Sources have alleged that two or three Madrassas at Masjid Ibrahim and the Iqra institution in the Venus Housing scheme are creating hatred towards the Christian community of Yohanabad.
This morning the chief priest, Father Francis Gulzar spoke out against news reports that Christians had killed innocent people.
"The authorities should stop this [reporting falsely] and try to minimize the community angst instead of creating further misunderstandings."
He expressed his sorrow that Christians had taken this action, but confirmed the men attacked had been gunmen, viewed by numerous witnesses.

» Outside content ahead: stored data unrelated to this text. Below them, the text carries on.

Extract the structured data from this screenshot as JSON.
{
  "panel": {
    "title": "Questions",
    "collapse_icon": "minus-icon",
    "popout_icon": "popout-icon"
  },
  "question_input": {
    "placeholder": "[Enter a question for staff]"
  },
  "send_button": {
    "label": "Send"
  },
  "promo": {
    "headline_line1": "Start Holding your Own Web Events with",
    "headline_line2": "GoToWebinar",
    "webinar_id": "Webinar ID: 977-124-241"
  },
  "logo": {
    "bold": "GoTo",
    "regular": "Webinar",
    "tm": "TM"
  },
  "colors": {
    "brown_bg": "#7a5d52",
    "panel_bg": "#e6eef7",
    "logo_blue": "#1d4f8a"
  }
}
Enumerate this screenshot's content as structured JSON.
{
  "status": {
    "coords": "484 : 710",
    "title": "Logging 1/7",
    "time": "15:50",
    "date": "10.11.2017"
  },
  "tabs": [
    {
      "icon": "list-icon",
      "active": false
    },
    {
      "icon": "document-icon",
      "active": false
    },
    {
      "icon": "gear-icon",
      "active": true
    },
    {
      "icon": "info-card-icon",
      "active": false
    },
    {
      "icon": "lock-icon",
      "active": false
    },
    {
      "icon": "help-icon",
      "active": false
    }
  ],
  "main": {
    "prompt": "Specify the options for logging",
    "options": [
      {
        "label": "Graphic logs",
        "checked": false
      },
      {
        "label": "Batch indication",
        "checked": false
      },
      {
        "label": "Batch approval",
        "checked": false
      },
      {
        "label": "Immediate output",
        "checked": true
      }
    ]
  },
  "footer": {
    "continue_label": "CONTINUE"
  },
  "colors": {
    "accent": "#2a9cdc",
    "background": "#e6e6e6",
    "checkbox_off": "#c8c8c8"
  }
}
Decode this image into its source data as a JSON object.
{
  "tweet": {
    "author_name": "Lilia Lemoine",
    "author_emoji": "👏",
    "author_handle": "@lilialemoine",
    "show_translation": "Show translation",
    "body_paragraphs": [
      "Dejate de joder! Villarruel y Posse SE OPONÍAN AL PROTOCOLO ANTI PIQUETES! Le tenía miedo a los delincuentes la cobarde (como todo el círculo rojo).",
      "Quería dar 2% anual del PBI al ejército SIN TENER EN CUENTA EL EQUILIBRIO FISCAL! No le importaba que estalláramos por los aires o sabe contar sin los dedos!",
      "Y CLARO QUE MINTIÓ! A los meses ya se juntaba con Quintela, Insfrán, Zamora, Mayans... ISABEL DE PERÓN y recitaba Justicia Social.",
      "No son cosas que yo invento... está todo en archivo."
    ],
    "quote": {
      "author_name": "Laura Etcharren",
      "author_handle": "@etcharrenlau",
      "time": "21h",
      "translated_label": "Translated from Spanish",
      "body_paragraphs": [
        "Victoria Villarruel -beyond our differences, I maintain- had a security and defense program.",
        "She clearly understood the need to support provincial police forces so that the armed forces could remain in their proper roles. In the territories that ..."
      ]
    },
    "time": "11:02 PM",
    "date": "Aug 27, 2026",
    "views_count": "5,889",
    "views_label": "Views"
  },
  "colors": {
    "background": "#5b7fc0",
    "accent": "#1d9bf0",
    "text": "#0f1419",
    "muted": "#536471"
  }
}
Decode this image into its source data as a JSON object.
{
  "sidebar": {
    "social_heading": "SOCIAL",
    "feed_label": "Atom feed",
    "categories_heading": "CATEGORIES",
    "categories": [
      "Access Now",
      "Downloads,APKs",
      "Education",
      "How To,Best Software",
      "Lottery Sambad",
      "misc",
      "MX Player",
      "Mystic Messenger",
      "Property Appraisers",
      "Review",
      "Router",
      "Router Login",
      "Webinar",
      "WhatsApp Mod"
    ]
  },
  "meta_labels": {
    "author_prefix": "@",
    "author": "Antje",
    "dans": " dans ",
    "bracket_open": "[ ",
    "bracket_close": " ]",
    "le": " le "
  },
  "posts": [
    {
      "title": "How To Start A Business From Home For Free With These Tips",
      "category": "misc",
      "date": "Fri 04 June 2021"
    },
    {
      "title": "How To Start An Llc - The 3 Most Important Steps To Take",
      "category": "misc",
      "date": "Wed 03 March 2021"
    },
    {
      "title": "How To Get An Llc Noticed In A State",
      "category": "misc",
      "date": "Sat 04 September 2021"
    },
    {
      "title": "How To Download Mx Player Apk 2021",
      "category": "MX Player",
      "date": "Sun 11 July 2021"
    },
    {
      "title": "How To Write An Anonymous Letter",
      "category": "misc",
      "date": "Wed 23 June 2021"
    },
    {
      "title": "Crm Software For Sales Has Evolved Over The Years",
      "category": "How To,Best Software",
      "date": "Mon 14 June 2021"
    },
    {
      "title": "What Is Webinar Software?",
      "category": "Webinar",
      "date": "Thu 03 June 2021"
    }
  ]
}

While we were on the road we saw many protesters and police were brutally beating many of them using excessive aggression and force.
I just want to make it clear that beleaguered minority members have on the whole remained peaceful. There seems to be, however, a media and authority intent to implicate Christians and to create a schism between local Christians and Muslims. I have heard hate speech being announced from local mosques and the situation here in Lahore is set to get worse.
Wilson Chowdhry, Chairman of the BPCA, said:
"The situation is getting extremely tenuous. Christians are being blamed incorrectly during a relatively peaceful process and we are concerned that the violence will escalate as local mosques are not being prevented from preaching hatred. It is imperative that churches pray for the situation now. We need God's divine intervention if peace is to be restored any time soon."
We remember the brave volunteer security units outside churches that prevented this catastrophe from getting worse:
Akash Bashir (20)
Zahid Yousaf (45)
Qaisor Pervez, the nephew of Wilson's paternal uncle's wife, was originally pronounced dead by St John's Catholic Church, but thankfully he has survived and is recovering in Lahore General hospital. He held up the arms of the bomber at the Catholic Church, from behind his colleague Akash Bashir, and was saved by the proximity of their bodies. Please pray for his full recovery.
Alison Houghton, lead researcher for the BPCA, said "These completely unprovoked attacks on innocent and devout families attending Sunday worship on Mothers' Day was both cowardly and senseless. The killing of a child and the deaths and injuries of so many others highlights the pure hatred felt by those Muslims who simply refuse to tolerate Christians living in Pakistan."